The next day they broke that promise, ramming legislation through the Judiciary Committee Thursday that would challenge the individual mandate in the national health care law and force Attorney General Roy Copper to join the states suing to stop its implementation.
Judiciary Chair Leo Daughtry denied Democrats' requests for a public hearing and refused to allow anyone outside the committee to speak. No one from the Attorney General's office was consulted or allowed to speak either.
After an hour and half of debate, the committee, whose membership was announced publicly 45 minutes before the meeting, passed the bill on a party line vote.
Putting aside the ridiculous claims made in the ill-advised legislation, the episode sets a troubling tone for the rest of the session. The only thing worse than the way the Republicans rushed the bill through the committee was the series of absurd defenses they offered for the way the legislation was handled.

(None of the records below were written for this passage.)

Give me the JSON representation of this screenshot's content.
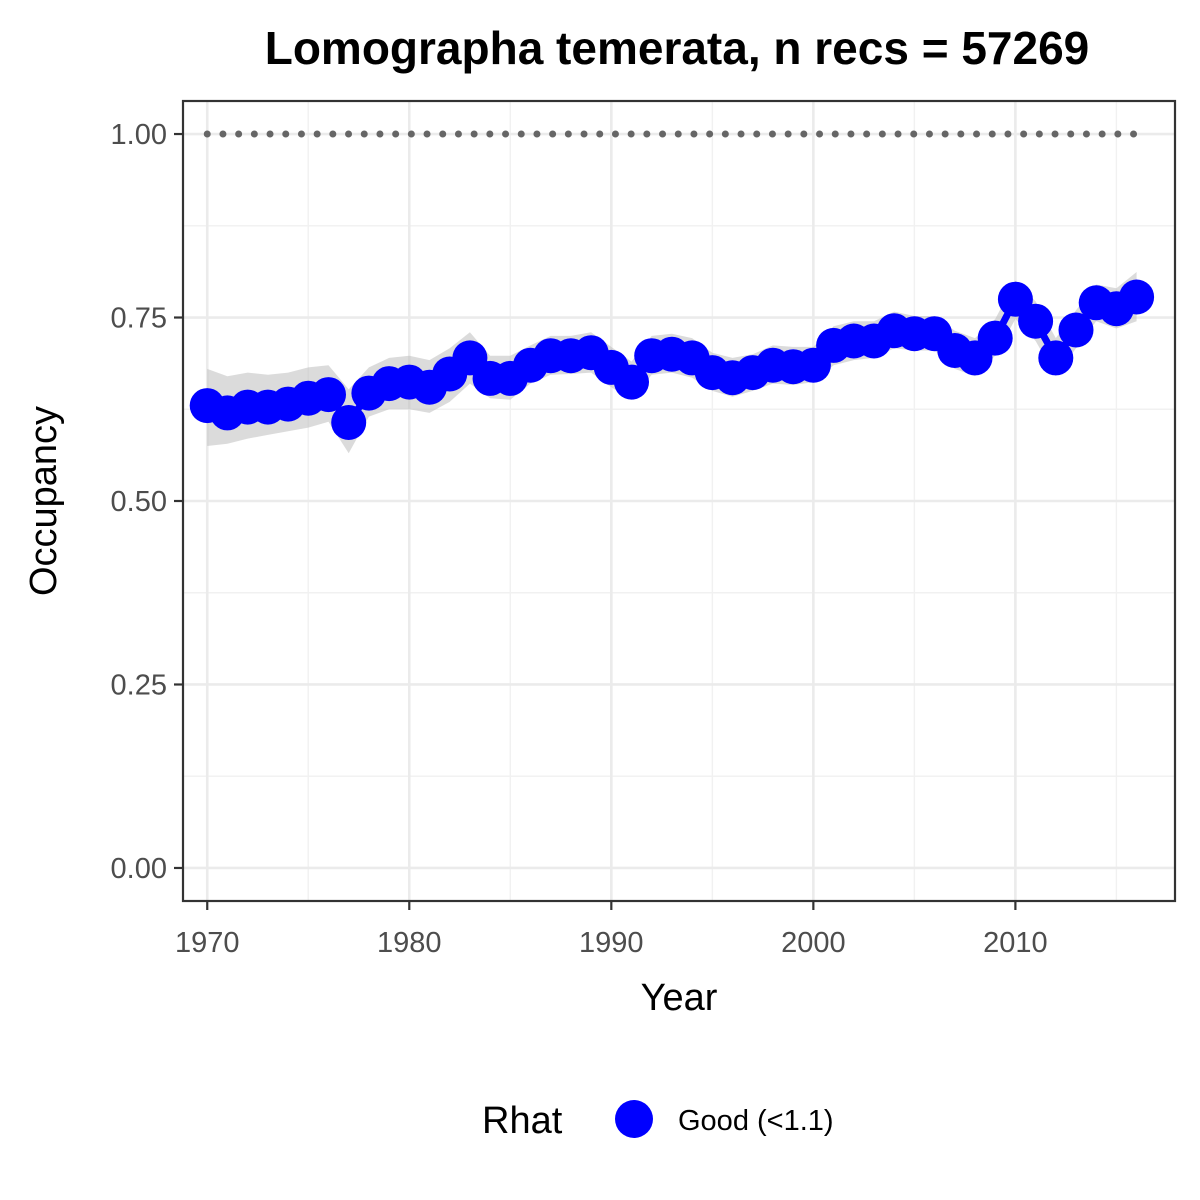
{
  "chart_data": {
    "type": "line",
    "title": "Lomographa temerata, n recs = 57269",
    "xlabel": "Year",
    "ylabel": "Occupancy",
    "xlim": [
      1968.8,
      2017.9
    ],
    "ylim": [
      -0.045,
      1.045
    ],
    "x_ticks": [
      1970,
      1980,
      1990,
      2000,
      2010
    ],
    "x_tick_labels": [
      "1970",
      "1980",
      "1990",
      "2000",
      "2010"
    ],
    "x_minor_ticks": [
      1975,
      1985,
      1995,
      2005,
      2015
    ],
    "y_ticks": [
      0,
      0.25,
      0.5,
      0.75,
      1.0
    ],
    "y_tick_labels": [
      "0.00",
      "0.25",
      "0.50",
      "0.75",
      "1.00"
    ],
    "y_minor_ticks": [
      0.125,
      0.375,
      0.625,
      0.875
    ],
    "grid": true,
    "reference_line": {
      "y": 1.0,
      "style": "dotted",
      "color": "#666666",
      "x_range": [
        1970,
        2016
      ]
    },
    "series": [
      {
        "name": "Good (<1.1)",
        "color": "#0000ff",
        "x": [
          1970,
          1971,
          1972,
          1973,
          1974,
          1975,
          1976,
          1977,
          1978,
          1979,
          1980,
          1981,
          1982,
          1983,
          1984,
          1985,
          1986,
          1987,
          1988,
          1989,
          1990,
          1991,
          1992,
          1993,
          1994,
          1995,
          1996,
          1997,
          1998,
          1999,
          2000,
          2001,
          2002,
          2003,
          2004,
          2005,
          2006,
          2007,
          2008,
          2009,
          2010,
          2011,
          2012,
          2013,
          2014,
          2015,
          2016
        ],
        "values": [
          0.63,
          0.62,
          0.628,
          0.628,
          0.632,
          0.64,
          0.645,
          0.607,
          0.647,
          0.66,
          0.662,
          0.655,
          0.673,
          0.695,
          0.667,
          0.667,
          0.685,
          0.698,
          0.698,
          0.702,
          0.682,
          0.662,
          0.698,
          0.7,
          0.695,
          0.675,
          0.668,
          0.675,
          0.685,
          0.683,
          0.685,
          0.712,
          0.718,
          0.718,
          0.732,
          0.728,
          0.728,
          0.705,
          0.695,
          0.722,
          0.775,
          0.745,
          0.695,
          0.733,
          0.77,
          0.762,
          0.778
        ],
        "lower": [
          0.575,
          0.578,
          0.585,
          0.59,
          0.595,
          0.6,
          0.608,
          0.565,
          0.615,
          0.625,
          0.625,
          0.62,
          0.635,
          0.66,
          0.64,
          0.638,
          0.66,
          0.672,
          0.673,
          0.675,
          0.655,
          0.638,
          0.672,
          0.675,
          0.668,
          0.65,
          0.642,
          0.65,
          0.66,
          0.658,
          0.662,
          0.685,
          0.692,
          0.695,
          0.708,
          0.705,
          0.705,
          0.68,
          0.67,
          0.698,
          0.748,
          0.718,
          0.67,
          0.708,
          0.745,
          0.735,
          0.745
        ],
        "upper": [
          0.68,
          0.67,
          0.675,
          0.672,
          0.675,
          0.682,
          0.685,
          0.652,
          0.682,
          0.695,
          0.698,
          0.692,
          0.708,
          0.73,
          0.698,
          0.698,
          0.712,
          0.725,
          0.725,
          0.73,
          0.71,
          0.69,
          0.725,
          0.728,
          0.722,
          0.702,
          0.695,
          0.7,
          0.712,
          0.71,
          0.71,
          0.738,
          0.745,
          0.745,
          0.758,
          0.752,
          0.752,
          0.732,
          0.722,
          0.748,
          0.8,
          0.772,
          0.722,
          0.76,
          0.795,
          0.79,
          0.812
        ]
      }
    ],
    "legend": {
      "title": "Rhat",
      "entries": [
        "Good (<1.1)"
      ],
      "position": "bottom",
      "marker_color": "#0000ff"
    }
  }
}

Rep. Tim Moore said the same bill was introduced last session, which is not true. A resolution asking to allow the bill to be introduced was offered, but not the substance of the bill. And even if the bill had been introduced last year, does that mean it doesn't deserve full debate now?

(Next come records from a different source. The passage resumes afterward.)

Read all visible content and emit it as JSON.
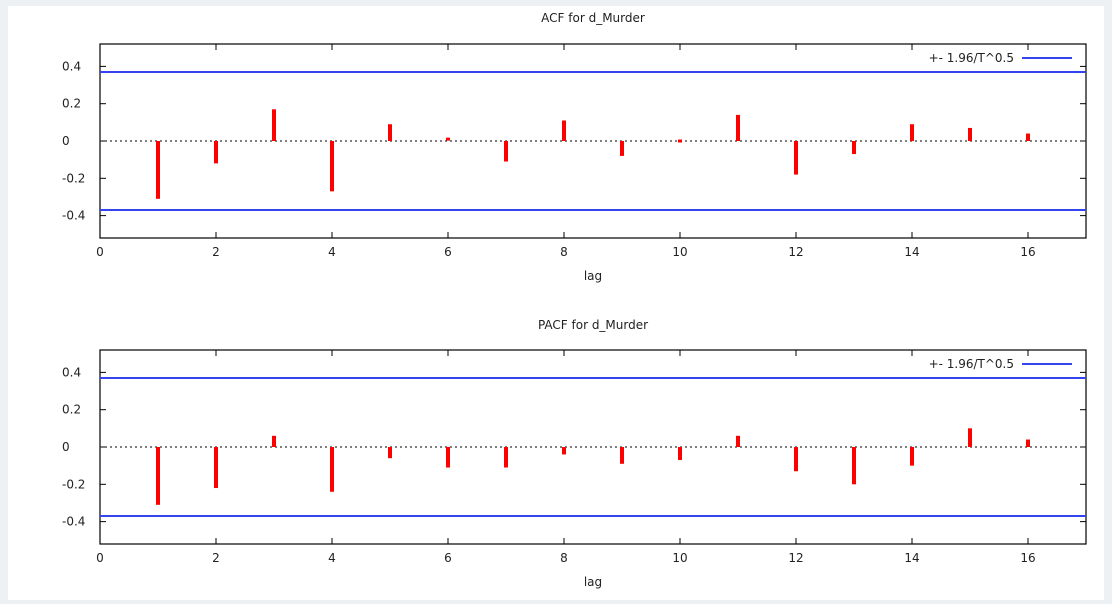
{
  "chart_data": [
    {
      "type": "bar",
      "title": "ACF for d_Murder",
      "xlabel": "lag",
      "ylabel": "",
      "xlim": [
        0,
        17
      ],
      "ylim": [
        -0.52,
        0.52
      ],
      "xticks": [
        "0",
        "2",
        "4",
        "6",
        "8",
        "10",
        "12",
        "14",
        "16"
      ],
      "yticks": [
        "0.4",
        "0.2",
        "0",
        "-0.2",
        "-0.4"
      ],
      "categories": [
        1,
        2,
        3,
        4,
        5,
        6,
        7,
        8,
        9,
        10,
        11,
        12,
        13,
        14,
        15,
        16
      ],
      "values": [
        -0.31,
        -0.12,
        0.17,
        -0.27,
        0.09,
        0.01,
        -0.11,
        0.11,
        -0.08,
        0.0,
        0.14,
        -0.18,
        -0.07,
        0.09,
        0.07,
        0.04
      ],
      "confidence_band": 0.37,
      "legend": {
        "label": "+- 1.96/T^0.5",
        "position": "top-right"
      },
      "grid": false,
      "colors": {
        "bars": "#ff0000",
        "band": "#3344ee",
        "zero_line": "#333333"
      }
    },
    {
      "type": "bar",
      "title": "PACF for d_Murder",
      "xlabel": "lag",
      "ylabel": "",
      "xlim": [
        0,
        17
      ],
      "ylim": [
        -0.52,
        0.52
      ],
      "xticks": [
        "0",
        "2",
        "4",
        "6",
        "8",
        "10",
        "12",
        "14",
        "16"
      ],
      "yticks": [
        "0.4",
        "0.2",
        "0",
        "-0.2",
        "-0.4"
      ],
      "categories": [
        1,
        2,
        3,
        4,
        5,
        6,
        7,
        8,
        9,
        10,
        11,
        12,
        13,
        14,
        15,
        16
      ],
      "values": [
        -0.31,
        -0.22,
        0.06,
        -0.24,
        -0.06,
        -0.11,
        -0.11,
        -0.04,
        -0.09,
        -0.07,
        0.06,
        -0.13,
        -0.2,
        -0.1,
        0.1,
        0.04
      ],
      "confidence_band": 0.37,
      "legend": {
        "label": "+- 1.96/T^0.5",
        "position": "top-right"
      },
      "grid": false,
      "colors": {
        "bars": "#ff0000",
        "band": "#3344ee",
        "zero_line": "#333333"
      }
    }
  ]
}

Rep. John Blust said that no Democrats had protested the way that Congress handled the health care reform bill. Hard to understand the relevance there, but it seems to mean Democrats in the General Assembly should be treated poorly because of how Blust believes Democrats in Congress behaved last year.
House Majority Leader Paul Stam, the principal sponsor of the bill, said he sent out copies of it to thousands of people in the last year and sent committee members a copy on Monday. That apparently means there's no reason to hear from anyone else about it, including the Attorney General who is the focus of the legislation.

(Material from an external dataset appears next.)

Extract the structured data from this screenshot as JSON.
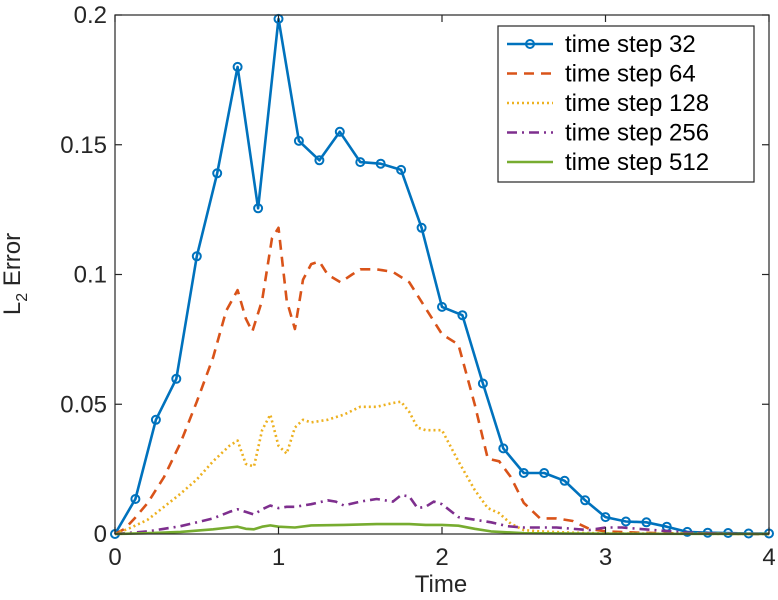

Stam offered two more excuses after the meeting. He said the election showed people supported fighting the individual mandate and that a forthcoming poll showed a majority of people in the state supported the specifics in the bill, presumably a poll from the right-wing Pope Civitas Institute, not exactly the most objective place to look to gauge public opinion.
Polls now a substitute for the legislative process. Why even waste time with committee meetings?
Stam compares Democrats to pigs
Stam walked up to House Minority Leader Joe Hackney after the Judiciary Committee meeting to shake hands, saying "good debate."
A few hours later, a gloating Stam told folks at a school privatization meeting sponsored by Civitas and Americans for the Prosperous about the committee debate and ridiculed the objections by Hackney and other Democrats, saying "you should have heard the squeals about how fast we were going. But a stuck pig squeals."
From pledges of openness and cooperation to comparing Democrats to stuck pigs. That's a long way to travel in just one day.
The GOP's real education agenda
Stam just didn't ridicule Democrats at the Thursday night meeting. He also talked about his education priorities for the session and not just the legislation already filed that would lift the cap on the number of charter schools in the state.
Stam outlined the principles behind that bill, but said he doesn't want to stop there. "I do have somewhat of a dream, that we discard all of those principles and just made all of the traditional public schools charter schools."
And Stam has even bigger dreams than that. He told the audience that he was rounding up sponsors now for a bill that would provide a $2,500 tax credit for parents who home school their children or send them to a private school.
The dismantling of public education is underway.
What happened to jobs, jobs, jobs?
House Speaker Thom Tills was fond of saying during the campaign that the Republicans' priority this session would be jobs, jobs, and jobs. He even wore a wristband with those words on it.
Judging by the first bills introduced by the new Republican leadership, the most pressing issues facing North Carolina are not jobs at all or even addressing the state's $3.7 billion budget shortfall.
They seem to be more interested in trying to stop people from having access to health insurance, kicking the few undocumented students who can afford out of state tuition out of state universities and community colleges, and allowing more charter schools.
Sounds it's like time for a new slogan and a new wristband, maybe one saying "no health care, no education, no public input."